“Mile High” Lemon Chiffon Pie

From Stone’s Restaurant, in Marshalltown, Iowa.

Stone's Restaurant, Marshalltown, Iowa

Card advertising Stone’s Restaurant, from photolibrarian on Flickr

Stone’s Restaurant was famous, and so is this pie. It was family-operated until 2006, when it was briefly closed, then reopened under new management, and then re-closed again. It’s not the first time Stone’s had a hiatus, however. During World War II, it was briefly closed when Anna Stone, the widow of the founder’s son, felt she couldn’t get high-enough quality ingredients to keep it operating during rationing in 1945.

As it happens, Duncan Hines wrote to Anna, encouraging her to continue. She reopened in April 1946, and Hines continued to enjoy the Mile High lemon chiffon pie.

From the box of D.W. from Cedar Falls, Iowa.

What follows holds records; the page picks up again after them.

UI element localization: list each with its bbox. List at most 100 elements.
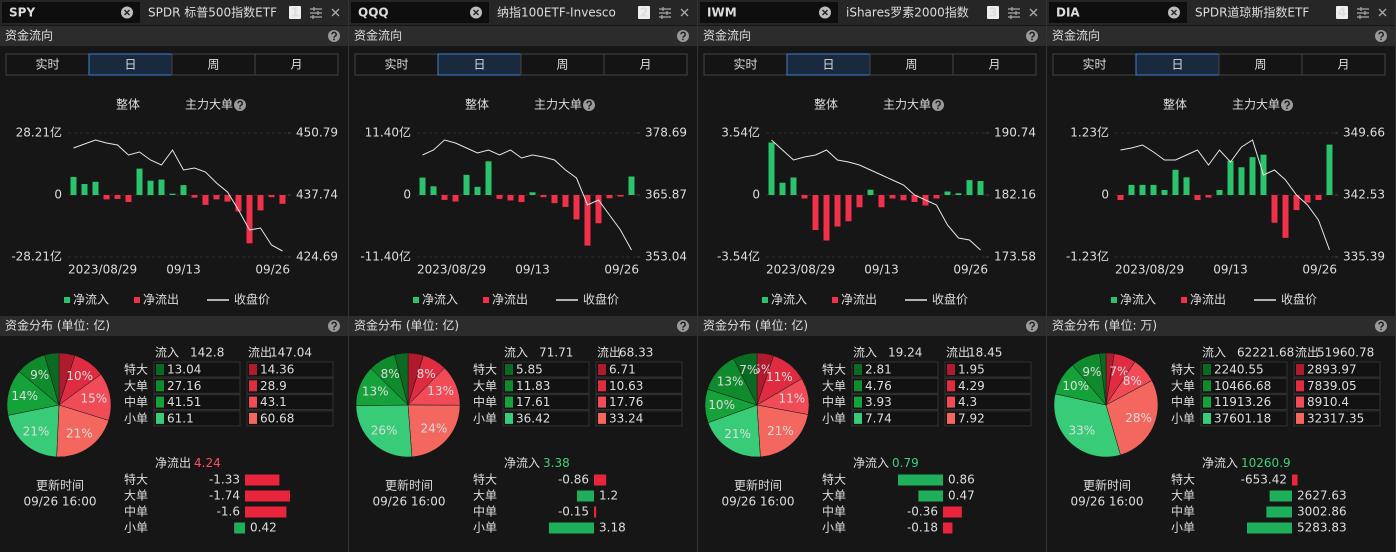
pie-slice bbox=[7, 404, 60, 458]
ticker-input[interactable] bbox=[2, 2, 140, 23]
tab-label[interactable]: 月 bbox=[1337, 58, 1349, 72]
help-circle bbox=[583, 99, 595, 111]
flow-bar bbox=[584, 195, 591, 246]
tab-label[interactable]: 日 bbox=[1171, 58, 1183, 72]
tab-label[interactable]: 周 bbox=[1254, 58, 1266, 72]
view-tab[interactable]: 主力大单 bbox=[1232, 98, 1280, 112]
y2-tick-label: 424.69 bbox=[296, 250, 338, 264]
clear-button[interactable] bbox=[819, 6, 831, 19]
update-label: 更新时间 bbox=[1083, 478, 1131, 493]
help-glyph bbox=[1029, 31, 1035, 38]
clear-button[interactable] bbox=[121, 6, 133, 19]
instrument-name: SPDR道琼斯指数ETF bbox=[1195, 5, 1309, 20]
tab-label[interactable]: 实时 bbox=[733, 57, 757, 72]
badge bbox=[987, 6, 999, 19]
view-tab[interactable]: 主力大单 bbox=[185, 98, 233, 112]
legend-label: 净流出 bbox=[492, 293, 528, 307]
price-line bbox=[1120, 139, 1330, 251]
view-tab[interactable]: 整体 bbox=[814, 97, 838, 112]
net-bar bbox=[898, 474, 943, 486]
help-icon[interactable] bbox=[1026, 320, 1038, 332]
close-icon[interactable] bbox=[1378, 8, 1387, 17]
inflow-value: 11.83 bbox=[516, 379, 550, 393]
inflow-marker bbox=[1203, 380, 1211, 392]
flow-bar bbox=[419, 177, 426, 195]
outflow-total: 18.45 bbox=[968, 346, 1002, 360]
help-icon[interactable] bbox=[1375, 30, 1387, 42]
help-icon[interactable] bbox=[328, 320, 340, 332]
row-label: 小单 bbox=[822, 521, 846, 535]
help-icon[interactable] bbox=[328, 30, 340, 42]
clear-button[interactable] bbox=[1168, 6, 1180, 19]
help-circle bbox=[328, 30, 340, 42]
view-tab[interactable]: 整体 bbox=[116, 97, 140, 112]
tab-label[interactable]: 日 bbox=[473, 58, 485, 72]
close-icon[interactable] bbox=[331, 8, 340, 17]
help-icon[interactable] bbox=[1375, 320, 1387, 332]
flow-bar bbox=[977, 180, 984, 195]
flow-bar bbox=[617, 195, 624, 197]
help-icon[interactable] bbox=[932, 99, 944, 111]
tab-label[interactable]: 周 bbox=[556, 58, 568, 72]
cell bbox=[153, 410, 241, 427]
net-bar bbox=[245, 490, 290, 502]
view-tab[interactable]: 整体 bbox=[465, 97, 489, 112]
row-label: 大单 bbox=[473, 379, 497, 393]
help-icon[interactable] bbox=[1026, 30, 1038, 42]
pie-label: 8% bbox=[417, 367, 436, 381]
tab-label[interactable]: 周 bbox=[905, 58, 917, 72]
tab-label[interactable]: 月 bbox=[639, 58, 651, 72]
net-bar bbox=[245, 474, 280, 486]
tab-label[interactable]: 实时 bbox=[35, 57, 59, 72]
pie-slice bbox=[756, 404, 809, 458]
tab-label[interactable]: 实时 bbox=[384, 57, 408, 72]
help-icon[interactable] bbox=[1281, 99, 1293, 111]
settings-icon[interactable] bbox=[1357, 7, 1369, 19]
inflow-marker bbox=[505, 380, 513, 392]
view-tab[interactable]: 主力大单 bbox=[534, 98, 582, 112]
help-circle bbox=[1375, 320, 1387, 332]
tab[interactable] bbox=[603, 53, 688, 76]
cell bbox=[153, 394, 241, 411]
y2-tick-label: 353.04 bbox=[645, 250, 687, 264]
section-header bbox=[349, 26, 697, 46]
tab-label[interactable]: 日 bbox=[822, 58, 834, 72]
tab-label[interactable]: 周 bbox=[207, 58, 219, 72]
ticker-input[interactable] bbox=[700, 2, 838, 23]
ticker-input[interactable] bbox=[351, 2, 489, 23]
net-value: 0.86 bbox=[948, 473, 975, 487]
help-icon[interactable] bbox=[234, 99, 246, 111]
view-tab[interactable]: 整体 bbox=[1163, 97, 1187, 112]
ticker-input[interactable] bbox=[1049, 2, 1187, 23]
clear-button[interactable] bbox=[470, 6, 482, 19]
help-dot bbox=[682, 328, 684, 331]
pie-label: 14% bbox=[11, 389, 38, 403]
settings-icon[interactable] bbox=[659, 7, 671, 19]
tab-label[interactable]: 实时 bbox=[1082, 57, 1106, 72]
update-label: 更新时间 bbox=[385, 478, 433, 493]
y-tick-label: -3.54亿 bbox=[717, 249, 760, 264]
close-icon[interactable] bbox=[1029, 8, 1038, 17]
inflow-value: 11913.26 bbox=[1214, 395, 1271, 409]
tab-label[interactable]: 日 bbox=[124, 58, 136, 72]
close-icon[interactable] bbox=[680, 8, 689, 17]
help-icon[interactable] bbox=[677, 320, 689, 332]
tab[interactable] bbox=[952, 53, 1037, 76]
settings-icon[interactable] bbox=[1008, 7, 1020, 19]
flow-bar bbox=[856, 195, 863, 208]
tab[interactable] bbox=[1301, 53, 1386, 76]
tab-label[interactable]: 月 bbox=[988, 58, 1000, 72]
settings-icon[interactable] bbox=[310, 7, 322, 19]
outflow-marker bbox=[1296, 396, 1304, 408]
tab[interactable] bbox=[254, 53, 339, 76]
tab-label[interactable]: 月 bbox=[290, 58, 302, 72]
y-tick-label: -28.21亿 bbox=[11, 249, 62, 264]
view-tab[interactable]: 主力大单 bbox=[883, 98, 931, 112]
help-icon[interactable] bbox=[583, 99, 595, 111]
flow-bar bbox=[1293, 195, 1300, 211]
outflow-value: 7.92 bbox=[958, 411, 985, 425]
net-label: 净流入 bbox=[1202, 456, 1238, 470]
help-icon[interactable] bbox=[677, 30, 689, 42]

“Mile High” Lemon Chiffon Pie


Cook in double boiler, stirring frequently until consistency of thick custard:

  • 8 egg yolks slightly beaten
  • 1 cup sugar
  • 2 lemons (juice)
  • 2 lemon rinds grated
  • Salt to taste
  • 2 tablespoons unflavored gelatin
  • 1/2 cup cold water

Soak gelatin in cold water until dissolved–add to hot custard and cool.

8 egg whites beaten…
1 cup sugar

Beat egg whites stiff but not dry. Beat in sugar gradually and then beat again. Fold cooled custard into beaten egg whites. Put in baked pie shell and chill three hours. Serve with whipped cream.

Stone’s Restaurant
Since 1887
Marshalltown, Iowa


  1. Cheri K

    The topmost image of Mile High Lemon Chiffon Pie is from a cookbook produced in the 40’s I believe. (I would have to dig it out and check the date.) Passenger trains ran through Marshalltown (Iowa) for many years and Stone’s was located just across the street from the depot. In the 50’s, the train would still stop in my tiny hometown of Montour – about 15 minutes east of Marshalltown – and pick passengers up and take them on to Marshalltown. Stone’s was a Marshalltown icon for decades after the passenger trains quit running. It was a rare treat when we would get to have lunch at Stone’s and share a piece of Mile High Pie. Lemon was the favorite, but in my teens and adulthood they also had strawberry and chocolate. The pie was mounded into the shell and at the center was about 6″ tall–thus ‘mile high’. It was delicious and well worth the price!!!
    Cheri K

  2. mary

    OMG!!! I have been looking for this recipe for years! I worked at Al Class’ Town and Country restaurant in Bettendorf, IA in the early 70’s and they served this along with strawberry mile high chiffon pie! That is what they were known for. I can’t tell you how happy I am to have found this recipe! Thank you SO MUCH for sharing! Mary W.